Kumutoto Pavilion, Wellington
Isthmus Group is on a roll – as well as their involvement with Freyberg Place, they’ve built Wellington’s Kumutoto Pavilion, which also won a 2019 NZIA award. Located on the waterfront, the structure is simultaneously open to the Wellington elements, while also providing much-needed shelter from the city’s notorious weather. Its beautiful timber roof is cantilevered over a long table where people can gather. It’s as much a sculpture as a building, the timber construction tying in directly with the material histories of the wharves on which it sits.
QEII Square, Auckland
In 2015, the sale of QEII Square to developer Precinct Properties as part of a deal to facilitate tunnelling for the City Rail Link was hotly debated. But that’s just one ingredient in a very complicated mix. Downtown Auckland is a pinch-point where numerous private and public interests collide: the redevelopments of Britomart; Queens Wharf and Ports of Auckland; the Ferry Terminal; the City Rail Link (CRL); and Precinct Properties’ massive Commercial Bay project. There are various renders online that show what QEII Square will look like. CRL’s website shows the space as a pedestrianised zone of tukutuku-inspired paving (the input of mana whenua has been an essential part of the CRL vision). Precinct Properties places more emphasis on Melbourne-style laneways. Quite what we end up with seems still up for grabs, but whatever it is, it’s bound to be better than what we had before: a wind tunnel and a tired shopping centre.

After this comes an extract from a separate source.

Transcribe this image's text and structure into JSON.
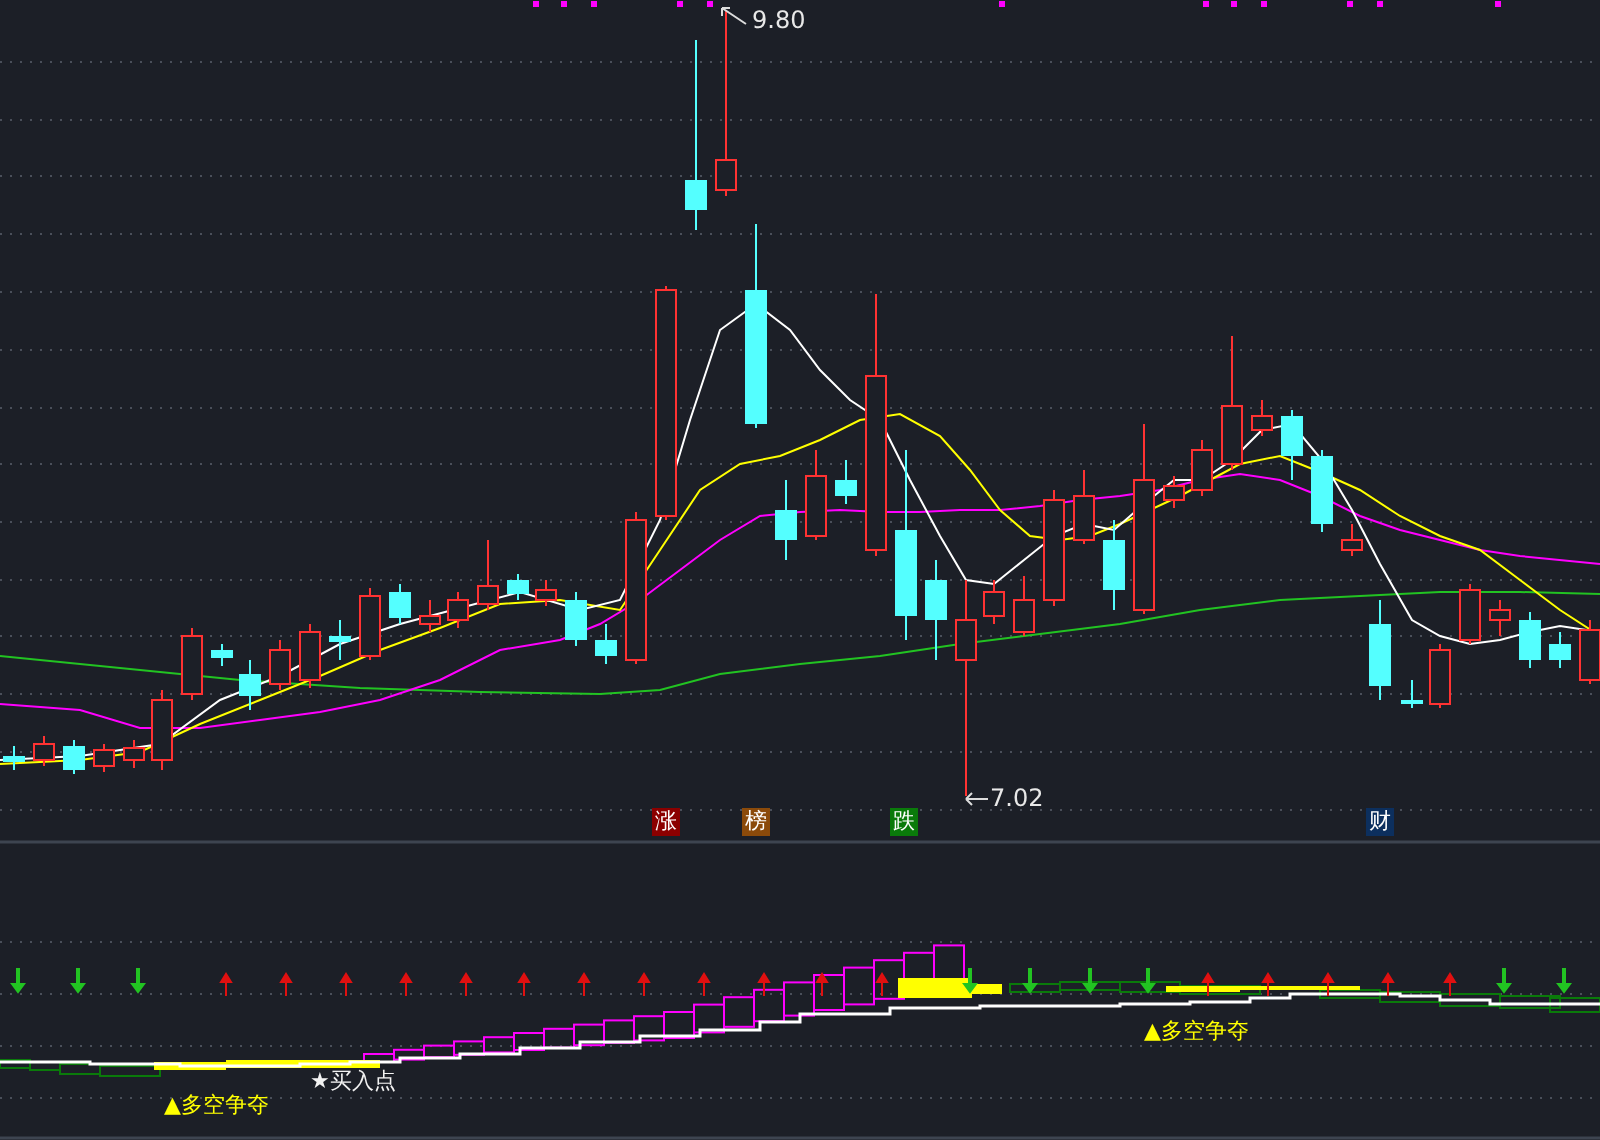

Cathedral Square, Christchurch
The devastation to Cathedral Square is the saddest loss of public space we’ve ever experienced – an area that was a
vital part of the city’s civic and spiritual fabric. In 2018, the public organisation Regenerate Christchurch released a proposal for an ambitious overhaul of the space, which included an elaborate, organically moulded pavilion and a significant investment in new paving and planting.
With costs estimated at between $60 and $80 million, it was always going to be a hard sell, and that’s proved to be the case. But Cathedral Square is at least getting a small redevelopment for now: a $3.6 million series of improvements, including new lighting, paving and planting, particularly in the square’s south-eastern corner, where the new Spark Building is being constructed. It will be a welcome breath of green space in the heart of the garden city.